I have sat silently and watched my country belittle your humanity as a young Black man. I have listened to people label you as a problem child without considering a) whether or not it is true and b) whether or not the problems our society has created for you may have contributed to any of your alleged behaviors. They dismiss your humanity, and they dismiss your context. They do not understand the fear you must have felt when you were targeted as a criminal, whether or not you were one (which I whole-heartedly do not believe you were). They don't understand the necessity of fighting to save your life, which you knew was in danger, whether or not the man who killed you had yet brandished his gun. They don't think about the impact of being told by an entire society - explicitly and implicitly - that you are a criminal.

They minimize your experience by saying that everything is equal now and that racism no longer exists, demanding that you swallow the party line or be branded a criminal. If you do swallow the party line, you are considered an "exception" to your culture, which simultaneously robs you of your cultural heritage and demonizes everyone that looks like you. But somehow, that's not considered racist. After all, some of their best friends are Black. And everyone knows that if you have a Black friend, you can't be called a racist. Just like a misogynistic man can't hate women if he has a female friend. Oh wait...

But let me come back to the way that I have failed you, my brother in human dignity. My role is perhaps the worst of all, because I have remained silent. I know the truth. I know tiny pieces of the massive racism that still undergirds our country's policies and politics. I feel the bile in the back of my throat and the heat in my face and chest when people spurt out words about an entire group of people that "aren't racist" even though they would have at least thought twice about saying them if my skin weren't the same color as theirs. I hate when they make me a co-conspirator with their statements of hatred, assuming that I agree because I look like them.

But I have done nothing. I stew silently. Sometimes I literally run away from it. And this, this is why I must apologize to you.

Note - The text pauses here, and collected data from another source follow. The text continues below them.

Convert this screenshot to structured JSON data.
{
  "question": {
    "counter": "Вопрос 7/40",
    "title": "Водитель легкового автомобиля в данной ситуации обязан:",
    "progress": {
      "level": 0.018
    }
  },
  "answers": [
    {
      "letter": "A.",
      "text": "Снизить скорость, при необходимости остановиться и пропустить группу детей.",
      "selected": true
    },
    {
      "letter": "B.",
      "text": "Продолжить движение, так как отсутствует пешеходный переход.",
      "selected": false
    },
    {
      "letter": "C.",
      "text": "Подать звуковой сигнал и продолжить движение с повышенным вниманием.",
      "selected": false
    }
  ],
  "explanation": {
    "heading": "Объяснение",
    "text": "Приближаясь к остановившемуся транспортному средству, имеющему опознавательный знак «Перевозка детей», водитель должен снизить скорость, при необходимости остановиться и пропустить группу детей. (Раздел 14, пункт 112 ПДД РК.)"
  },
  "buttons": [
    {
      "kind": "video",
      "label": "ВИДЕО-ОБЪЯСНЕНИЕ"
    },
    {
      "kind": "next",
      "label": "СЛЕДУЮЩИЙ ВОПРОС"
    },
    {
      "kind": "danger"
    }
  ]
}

You deserved more than my dumb and fearful silence.

For whatever reason, God has chosen to make me White. When I asked friends in South Africa what I should do to even begin to address the atrocities that my people have committed, generational sins whose weight rests also upon my shoulders, they said that I must use my voice. My voice will reach ears that would not listen to their voices, who would brand them as "reverse racists." I have unmerited and undeserved privilege as a result of being born from English and Irish families in middle class America. I have failed to use that privilege to fight for you and the millions like you, Trayvon.

My good intentions don't matter. Yours didn't, either.

I have used my words too sparsely and too carefully. I am ashamed, and I am sorry. Can you ever forgive me? I didn't pull the trigger, but I function within a system that allows the trigger to be pulled every. single. day. against young men who don't deserve to die. If I am not working to change it, I am supporting it.

I will fight for you, Trayvon, and the beautiful faces of so many others like you, who have suffered the loss of their dignity and humanity. You bear the image of God just like I do. You are not the face of crime. You are the face of innocence. And I will fight for you.